What does Romans 8:4 mean?
Paul is continuing to explain how it can be that God will never condemn those who are in Christ Jesus (Romans 8:1). In the previous verse, he showed that God acted to save us from the law of sin and death. We were stuck. We all sinned, and we were all condemned to die.To change this, God sent His Son Jesus to earth as a man who had no sin Himself (Hebrews 4:15). He was sent for sin, to receive God's condemnation of death for sin once for all in His own sinless body (2 Corinthians 5:21).
Now Paul explains that this was necessary in order to fulfill the righteous requirements of the law. After all, the law of Moses was given by God. It is His law. He fulfilled the requirements of His law by paying out on His own Son the death we had earned with our sin so that justice was done. Sin was paid for.
This was not a universal action for all people as a group. This death for sin was personal. It was Jesus' death for our sin. The requirement of the law is fulfilled in us, individually.

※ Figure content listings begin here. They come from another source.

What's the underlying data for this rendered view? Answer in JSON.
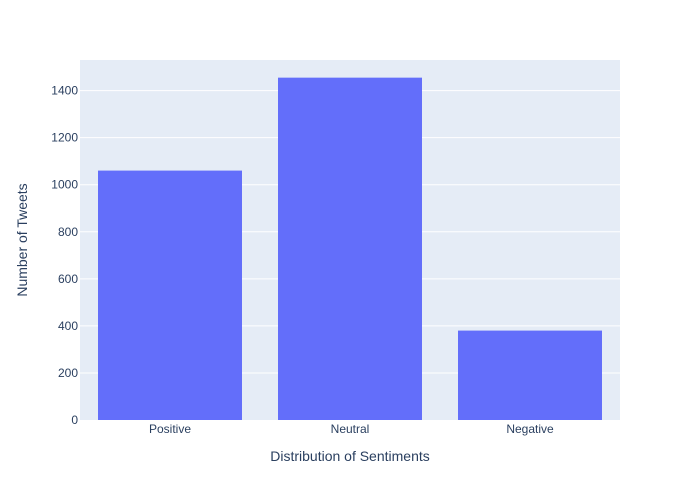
{
  "chart_data": {
    "type": "bar",
    "title": "",
    "xlabel": "Distribution of Sentiments",
    "ylabel": "Number of Tweets",
    "categories": [
      "Positive",
      "Neutral",
      "Negative"
    ],
    "values": [
      1060,
      1455,
      380
    ],
    "ylim": [
      0,
      1530
    ],
    "yticks": [
      0,
      200,
      400,
      600,
      800,
      1000,
      1200,
      1400
    ],
    "grid": true,
    "legend": "none",
    "colors": {
      "bar": "#636efa",
      "plot_background": "#e5ecf6",
      "grid": "#ffffff",
      "text": "#2a3f5f"
    }
  }
}
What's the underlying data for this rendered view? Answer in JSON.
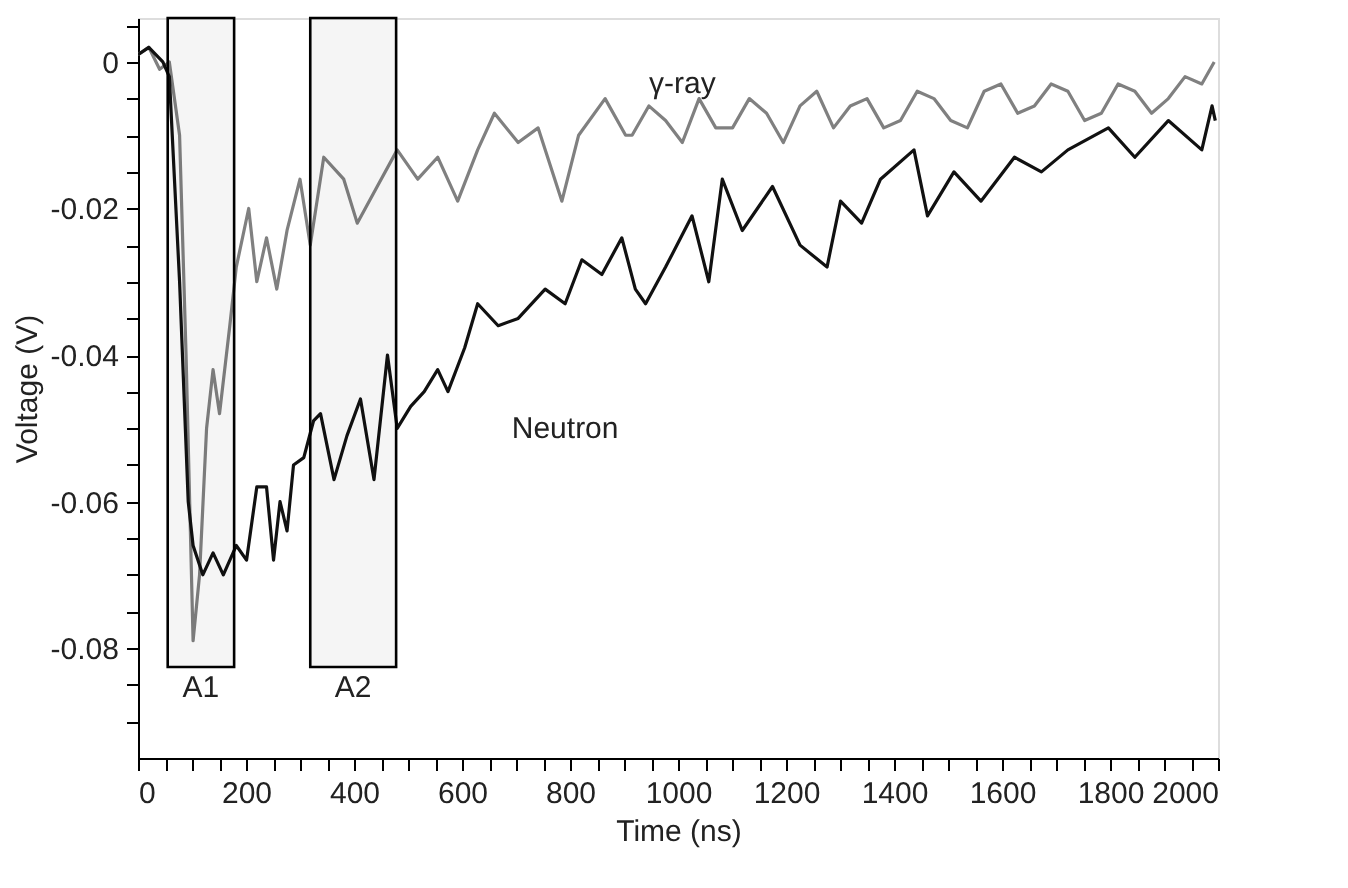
{
  "chart_data": {
    "type": "line",
    "xlabel": "Time (ns)",
    "ylabel": "Voltage (V)",
    "xlim": [
      0,
      2000
    ],
    "ylim": [
      -0.095,
      0.006
    ],
    "xticks": [
      0,
      {
        "value": 50,
        "label": null
      },
      {
        "value": 100,
        "label": null
      },
      {
        "value": 150,
        "label": null
      },
      200,
      {
        "value": 250,
        "label": null
      },
      {
        "value": 300,
        "label": null
      },
      {
        "value": 350,
        "label": null
      },
      400,
      {
        "value": 450,
        "label": null
      },
      {
        "value": 500,
        "label": null
      },
      {
        "value": 550,
        "label": null
      },
      600,
      {
        "value": 650,
        "label": null
      },
      {
        "value": 700,
        "label": null
      },
      {
        "value": 750,
        "label": null
      },
      800,
      {
        "value": 850,
        "label": null
      },
      {
        "value": 900,
        "label": null
      },
      {
        "value": 950,
        "label": null
      },
      1000,
      {
        "value": 1050,
        "label": null
      },
      {
        "value": 1100,
        "label": null
      },
      {
        "value": 1150,
        "label": null
      },
      1200,
      {
        "value": 1250,
        "label": null
      },
      {
        "value": 1300,
        "label": null
      },
      {
        "value": 1350,
        "label": null
      },
      1400,
      {
        "value": 1450,
        "label": null
      },
      {
        "value": 1500,
        "label": null
      },
      {
        "value": 1550,
        "label": null
      },
      1600,
      {
        "value": 1650,
        "label": null
      },
      {
        "value": 1700,
        "label": null
      },
      {
        "value": 1750,
        "label": null
      },
      1800,
      {
        "value": 1850,
        "label": null
      },
      {
        "value": 1900,
        "label": null
      },
      {
        "value": 1950,
        "label": null
      },
      2000
    ],
    "yticks": [
      {
        "value": -0.09,
        "label": null
      },
      {
        "value": -0.085,
        "label": null
      },
      -0.08,
      {
        "value": -0.075,
        "label": null
      },
      {
        "value": -0.07,
        "label": null
      },
      {
        "value": -0.065,
        "label": null
      },
      -0.06,
      {
        "value": -0.055,
        "label": null
      },
      {
        "value": -0.05,
        "label": null
      },
      {
        "value": -0.045,
        "label": null
      },
      -0.04,
      {
        "value": -0.035,
        "label": null
      },
      {
        "value": -0.03,
        "label": null
      },
      {
        "value": -0.025,
        "label": null
      },
      -0.02,
      {
        "value": -0.015,
        "label": null
      },
      {
        "value": -0.01,
        "label": null
      },
      {
        "value": -0.005,
        "label": null
      },
      0,
      {
        "value": 0.005,
        "label": null
      }
    ],
    "grid": false,
    "line_style": "solid",
    "series": [
      {
        "name": "γ-ray",
        "color": "#808080",
        "x": [
          0,
          20,
          40,
          58,
          77,
          89,
          102,
          114,
          127,
          139,
          151,
          170,
          182,
          205,
          220,
          238,
          257,
          276,
          300,
          319,
          344,
          381,
          406,
          443,
          480,
          518,
          555,
          592,
          629,
          660,
          704,
          741,
          785,
          816,
          865,
          903,
          915,
          946,
          977,
          1008,
          1039,
          1070,
          1101,
          1132,
          1164,
          1195,
          1226,
          1257,
          1288,
          1319,
          1350,
          1381,
          1412,
          1443,
          1474,
          1505,
          1536,
          1567,
          1598,
          1629,
          1660,
          1691,
          1722,
          1753,
          1784,
          1815,
          1846,
          1877,
          1908,
          1939,
          1970,
          1993
        ],
        "values": [
          0.001,
          0.002,
          -0.001,
          0.0,
          -0.01,
          -0.04,
          -0.079,
          -0.07,
          -0.05,
          -0.042,
          -0.048,
          -0.036,
          -0.028,
          -0.02,
          -0.03,
          -0.024,
          -0.031,
          -0.023,
          -0.016,
          -0.025,
          -0.013,
          -0.016,
          -0.022,
          -0.017,
          -0.012,
          -0.016,
          -0.013,
          -0.019,
          -0.012,
          -0.007,
          -0.011,
          -0.009,
          -0.019,
          -0.01,
          -0.005,
          -0.01,
          -0.01,
          -0.006,
          -0.008,
          -0.011,
          -0.005,
          -0.009,
          -0.009,
          -0.005,
          -0.007,
          -0.011,
          -0.006,
          -0.004,
          -0.009,
          -0.006,
          -0.005,
          -0.009,
          -0.008,
          -0.004,
          -0.005,
          -0.008,
          -0.009,
          -0.004,
          -0.003,
          -0.007,
          -0.006,
          -0.003,
          -0.004,
          -0.008,
          -0.007,
          -0.003,
          -0.004,
          -0.007,
          -0.005,
          -0.002,
          -0.003,
          0.0
        ]
      },
      {
        "name": "Neutron",
        "color": "#111111",
        "x": [
          0,
          20,
          46,
          58,
          77,
          93,
          102,
          120,
          139,
          158,
          182,
          201,
          220,
          238,
          251,
          263,
          276,
          288,
          307,
          325,
          338,
          363,
          387,
          412,
          437,
          462,
          480,
          505,
          530,
          555,
          574,
          605,
          629,
          667,
          704,
          754,
          791,
          822,
          859,
          896,
          921,
          940,
          977,
          1026,
          1057,
          1082,
          1119,
          1175,
          1226,
          1276,
          1301,
          1340,
          1375,
          1437,
          1462,
          1511,
          1561,
          1623,
          1673,
          1722,
          1797,
          1846,
          1908,
          1970,
          1989,
          1995
        ],
        "values": [
          0.001,
          0.002,
          0.0,
          -0.002,
          -0.03,
          -0.06,
          -0.066,
          -0.07,
          -0.067,
          -0.07,
          -0.066,
          -0.068,
          -0.058,
          -0.058,
          -0.068,
          -0.06,
          -0.064,
          -0.055,
          -0.054,
          -0.049,
          -0.048,
          -0.057,
          -0.051,
          -0.046,
          -0.057,
          -0.04,
          -0.05,
          -0.047,
          -0.045,
          -0.042,
          -0.045,
          -0.039,
          -0.033,
          -0.036,
          -0.035,
          -0.031,
          -0.033,
          -0.027,
          -0.029,
          -0.024,
          -0.031,
          -0.033,
          -0.028,
          -0.021,
          -0.03,
          -0.016,
          -0.023,
          -0.017,
          -0.025,
          -0.028,
          -0.019,
          -0.022,
          -0.016,
          -0.012,
          -0.021,
          -0.015,
          -0.019,
          -0.013,
          -0.015,
          -0.012,
          -0.009,
          -0.013,
          -0.008,
          -0.012,
          -0.006,
          -0.008
        ]
      }
    ],
    "bands": [
      {
        "axis": "x",
        "from": 55,
        "to": 178,
        "label": "A1"
      },
      {
        "axis": "x",
        "from": 319,
        "to": 478,
        "label": "A2"
      }
    ]
  }
}
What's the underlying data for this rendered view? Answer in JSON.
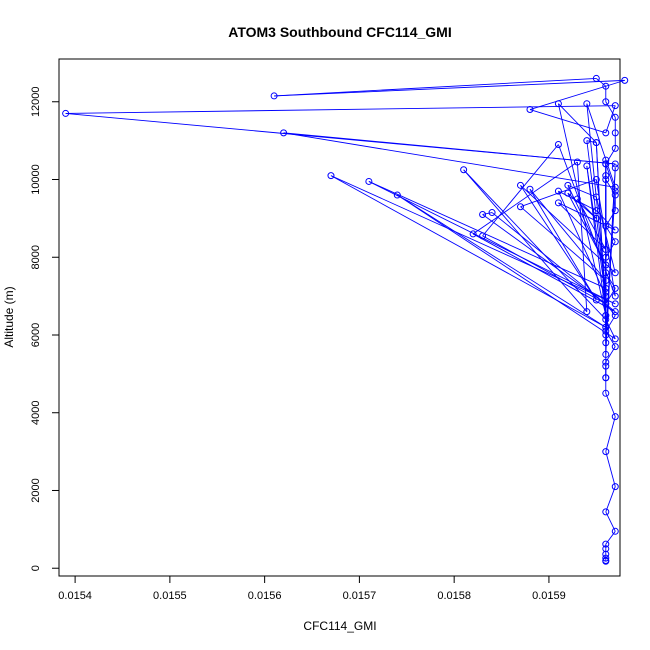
{
  "chart_data": {
    "type": "line",
    "title": "ATOM3 Southbound CFC114_GMI",
    "xlabel": "CFC114_GMI",
    "ylabel": "Altitude (m)",
    "xlim": [
      0.015383,
      0.015975
    ],
    "ylim": [
      -200,
      13100
    ],
    "x_ticks": [
      0.0154,
      0.0155,
      0.0156,
      0.0157,
      0.0158,
      0.0159
    ],
    "y_ticks": [
      0,
      2000,
      4000,
      6000,
      8000,
      10000,
      12000
    ],
    "x_tick_labels": [
      "0.0154",
      "0.0155",
      "0.0156",
      "0.0157",
      "0.0158",
      "0.0159"
    ],
    "y_tick_labels": [
      "0",
      "2000",
      "4000",
      "6000",
      "8000",
      "10000",
      "12000"
    ],
    "grid": false,
    "legend": "none",
    "series": [
      {
        "color": "#0000ff",
        "marker": "open-circle",
        "x": [
          0.01596,
          0.01596,
          0.01596,
          0.01596,
          0.01596,
          0.01596,
          0.01597,
          0.01596,
          0.01597,
          0.01596,
          0.01597,
          0.01596,
          0.01596,
          0.01596,
          0.01597,
          0.01596,
          0.01597,
          0.01596,
          0.01597,
          0.01596,
          0.01596,
          0.01597,
          0.01596,
          0.01597,
          0.01597,
          0.01596,
          0.01596,
          0.01597,
          0.01597,
          0.01597,
          0.01596,
          0.01596,
          0.01595,
          0.01561,
          0.01598,
          0.01588,
          0.01596,
          0.01597,
          0.01539,
          0.01597,
          0.01562,
          0.01597,
          0.01594,
          0.01596,
          0.01594,
          0.01595,
          0.01591,
          0.01596,
          0.01596,
          0.01571,
          0.01597,
          0.01567,
          0.01596,
          0.01574,
          0.01597,
          0.01596,
          0.01581,
          0.01594,
          0.01593,
          0.01582,
          0.01597,
          0.01584,
          0.01583,
          0.01596,
          0.01583,
          0.01591,
          0.01597,
          0.01595,
          0.01587,
          0.01596,
          0.01588,
          0.01595,
          0.01587,
          0.01597,
          0.01595,
          0.01592,
          0.01596,
          0.01592,
          0.01595,
          0.01593,
          0.01596,
          0.01591,
          0.01597,
          0.01595,
          0.01591,
          0.01596,
          0.01594,
          0.01596,
          0.01595,
          0.01596,
          0.01596,
          0.01597,
          0.01596,
          0.01596,
          0.01596,
          0.01597,
          0.01596,
          0.01596,
          0.01596,
          0.01596
        ],
        "y": [
          180,
          200,
          260,
          360,
          500,
          620,
          950,
          1450,
          2100,
          3000,
          3900,
          4500,
          4900,
          5300,
          5700,
          6100,
          6500,
          6800,
          7200,
          7600,
          8000,
          8400,
          8800,
          9200,
          9600,
          10000,
          10400,
          10800,
          11200,
          11600,
          12000,
          12400,
          12600,
          12150,
          12550,
          11800,
          11200,
          11900,
          11700,
          10400,
          11200,
          9800,
          11950,
          7100,
          11000,
          10950,
          11950,
          6500,
          7200,
          9950,
          6800,
          10100,
          6200,
          9600,
          5900,
          6400,
          10250,
          6600,
          10450,
          8600,
          6600,
          9150,
          9100,
          6800,
          8550,
          10900,
          7000,
          10000,
          9300,
          7400,
          9750,
          6900,
          9850,
          7600,
          9550,
          9850,
          7800,
          9650,
          9000,
          9500,
          8200,
          9400,
          8700,
          9200,
          9700,
          7000,
          10350,
          6500,
          10950,
          6200,
          10400,
          9700,
          6000,
          10500,
          5800,
          10300,
          5500,
          10100,
          4900,
          5200
        ]
      }
    ]
  }
}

Our personal sin has been paid for by Jesus' personal death.
Now, Paul concludes, we are the people who no longer walk—or live—by the flesh. We are not self-propelled. Christians walk and live by the Spirit. This does not mean that Christians never sin in our flesh (1 John 1:9–10). It means that we don't live that way (1 John 3:4–6). All of the life in us comes from God by His Spirit. To the extent that we live at all, we live in the Spirit's power.